Mapleton officials called a public meeting June 30 and again on Wednesday to discuss whether the city should modify the boundary.
"During the June 30 meeting, I realized we had no information specific to the contamination," Brady said.
Brad Maulding of the Utah Department of Environmental Quality noted that after manufacturing ceased, the state investigated and found 44 sites that needed cleanup.
Two methods were used — either hauling the highly contaminated dirt to a landfill near Price, where it was processed, or taking treated, low-level contaminated soil to a 6-acre northern location on Ensign-Bickford land, where it has been piled up and will be capped with 2 feet of clean dirt and revegetated, Maulding said. The area is along a fault line.
No development will ever be allowed in that location, he said.
Excavation ranged from digging 30 feet in some locations to about 100 feet in others.
"The highest concentrations (of contaminated soil) have been removed," Maulding said.
Although the state says the site has been cleaned, several residents said it still wasn't worth the risk or the liability to the city.
The city is going from zero liability "to a bunch," Mapleton resident David Nemelka said of the proposal.

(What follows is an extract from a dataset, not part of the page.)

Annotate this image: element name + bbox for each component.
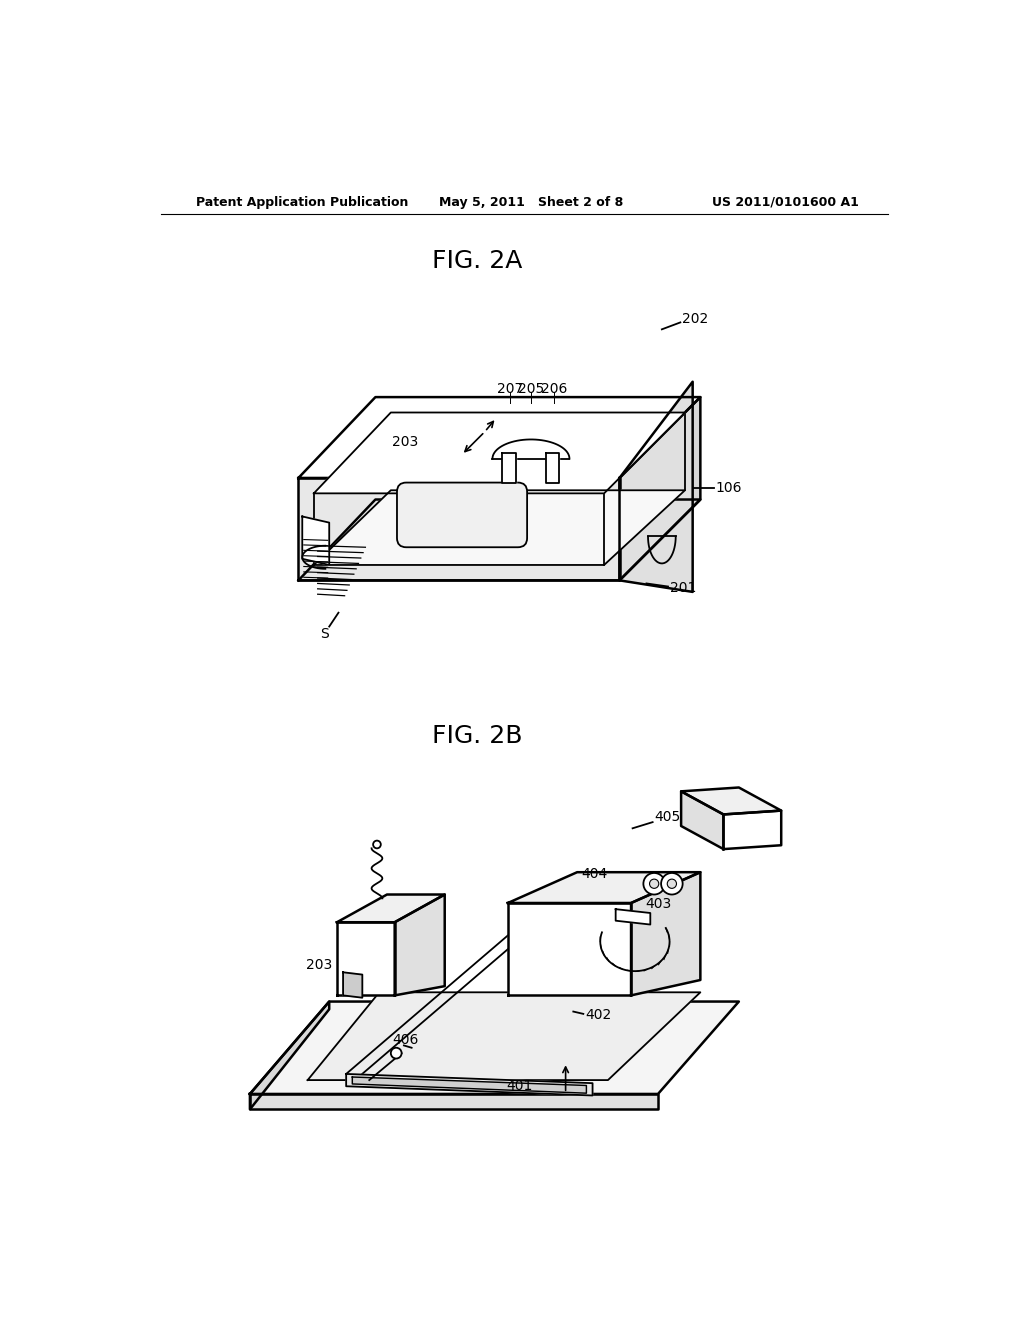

However, if the city accepts the boundary change, it can control how it's developed, Brady said, rejecting Nemelka's argument that the city could become liable.
"The contamination will always be the responsibility of Ensign-Bickford," she said.
The state is near the end of the remediation process, Maulding said. Some areas are ready for development, while others will always be restricted. The state will monitor the capped area.
Spanish Fork Mayor Joe Thomas told the Deseret News that Evans' development will likely go forward whether the boundary line changes or not. If Mapleton rejects the boundary change, Evans will need to build a longer sewer line.
A boundary change would give Mapleton highway frontage along U.S. 6, where future businesses could be located and boost the city's tax base. With Mapleton tucked away from a major highway, "it has no chance for commercial development," Thomas said.